2 gün içinde 30 şehit vermiş ülkenin başbakanı.

azıcık şerefi varsa istifa eder.
israil, chp ve pkk tipi oluşumlar tarafından istifası istenen büyük türk lideri, türkün gerçek atası.
istifa etmeyecek olan başbakandır, zira muhterem için suriye, filistin, libya ve israil de yaşananlar, ülkesinin iç meselelerinden çok daha önemlidir.
umarım ben şehide şehit demem 24 tane olmadıkça demiyordur, zira her gün 3'er 4'er insanımızı kaybediyoruz ama 10'u geçmedikçe yine tvlerde popstar acunun dansı, başbakan dan sabır taşı polemiği, ne zaman ki 10'u geçiyor adam akıllı bi önlem almak geliyor akla.
arapları kurtarırken kendi ülkesini unutan adam.
hakaret etmeye cesaret edemeyenenleri beddua etmeye davet ediyorum. kendi oğulları gibi şanslı olamıyor ne yazık ki başka ana-babaların oğulları. bir parça vicdanı varsa istifa etsin bu gün bu kadar -şehit demeyeceğim- katledilmiş insanın ailesinin yüzlerine nasıl bakacak.
ülkenin doğusundan her gün bi dünya şehit geliyor bu adam güneş gözlüklerini takmış sağda solda artiz gibi geziniyor, çöpleniyor. yazık yahu!
geçen sefer "bıçak kemiğe dayandı" diyen, bu sefer ne söyleyeceği, daha da önemlisi ne yapacağı merak edilen siyasetçi.
bu kadar kötü bir süreçten sonra içinde azıcık onur varsa istifasını vermesi gereken sözde başbakan.
yine bıçağı kemiğe dayandıracak başbakandır.
kendisi bir ülkeyi yönetecek kapasitede değildir. çok iyi bir ceo, yönetici, pazarlamacı, halkla ilişkiler uzmanı, oyuncu, artist, pazarcı, manken, değnekçi, otoparkçı olabilir...
ama başbakan, ıı ıh olmaz.
onun yerinde "normal" bir insan olsa, çoktan istifa etmiş olacak varlık. ancak etmeyecektir, aldırmayacaktır bile. bu memleketin gençleri, annelerinin babalarının ömürlük emekleri, harcanır... sırça köşklerinden tenezzül edip cenazelerine katılır ve "vatan sağolsun" dedirtirler. evet. vatan sağolsun... ama böyle değil. sağ olanlar sadece sizsiniz... villalarınız, fabrikalarınız, siyasi kariyeriniz, gemicikleriniz için garibanların çocukları ölüyor... nasıl çıkıyorsunuz o tvlere? nasıl? anlamak mümkün değil...
başbakanlık yaptığı ülkedeki sümüklü militanlarla baş edemezken gidip dünya ülkelerine kafa tutan arapların sorunlarıyla kendi sorunlarından daha çok ilgilenen bakan olan insancık.
kimse senin kara kaşına, gözüne kurban olmaz lafını alt üst eden bal bakan.
bir vatandaşa, "sesli, yazılı veya görüntülü bir ileti ile hakaret" suçu işlediği gereçesiyle dava açmış. başbakan. bu ülkeyi temsil eden güruhun başı! bizi yöneten adam. ülkeyi yöneten, dış mihrakların kötü oyunlarından koruyacak olan başbakan! ama öyle bi adam ki bu adam hazımsız. sen küçücük vatandaşı dava et, dergilere dava aç, ona buna laf yetiştir... hiçbir problemi çözme!
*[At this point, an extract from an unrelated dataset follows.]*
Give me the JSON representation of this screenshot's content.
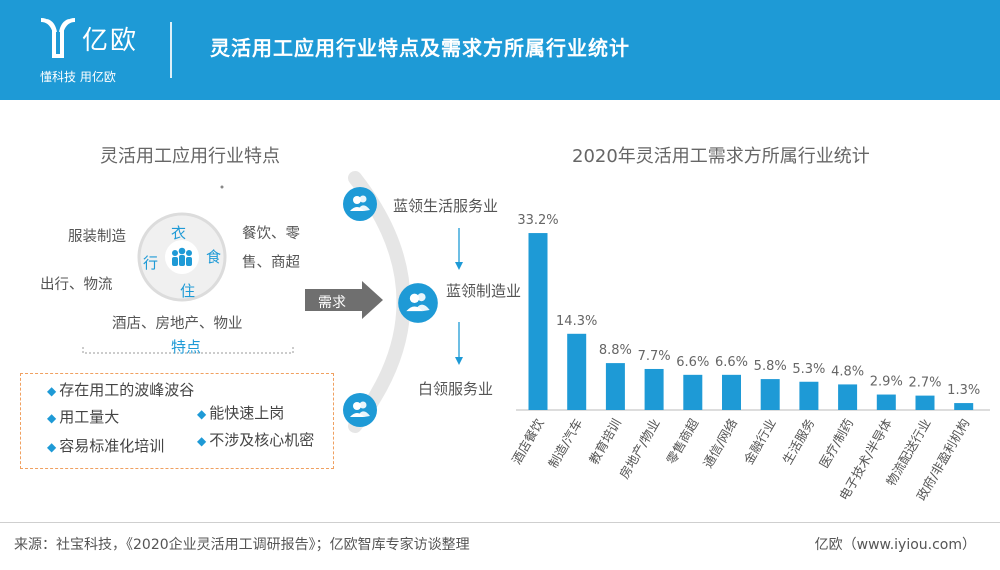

buhar etme , sindirme politikalarıyla çözüme kavuşamazsın başbakan! elastik olacaksın. 90'larda böyle miydi? hiçbir siyasi ne dergiye ne de sade vatandaşa dava açmıyordu. şimdi mi demokratiğiz o zaman mı demokratiktik? söyle bana başbakan? sen şimdi bu soruları soruyoruz diye bize de dava açarsın... ama bu milletin sesini azaltamazsın başbakan... azaltamazsın seninle aynı fikre ve zikre sahip olmayan bu insanları, yok edemezsin. ettirmezler!
ülkesini ve insanını hiç düşünmeyen bir insan. varsa yoksa filistin. ananı da al git filistin'e.
türkiye cumhuriyeti tarihinde terörle mücadelenin gelmiş geçmiş en başarısız lideri.

başka bir ülkede olsa çoktan istifa etmesi gerekirdi ama allah'a şirk koşup kendisine tapan kulları sayesinde 3000 şehit de versek ertesi gün yapılacak bir seçimde tekrar seçilir. o da bunu bildiğinden "bıçak kemiğe dayandı." ya da "kararlı mücadelemiz sürecek." falan deyip geçiyor.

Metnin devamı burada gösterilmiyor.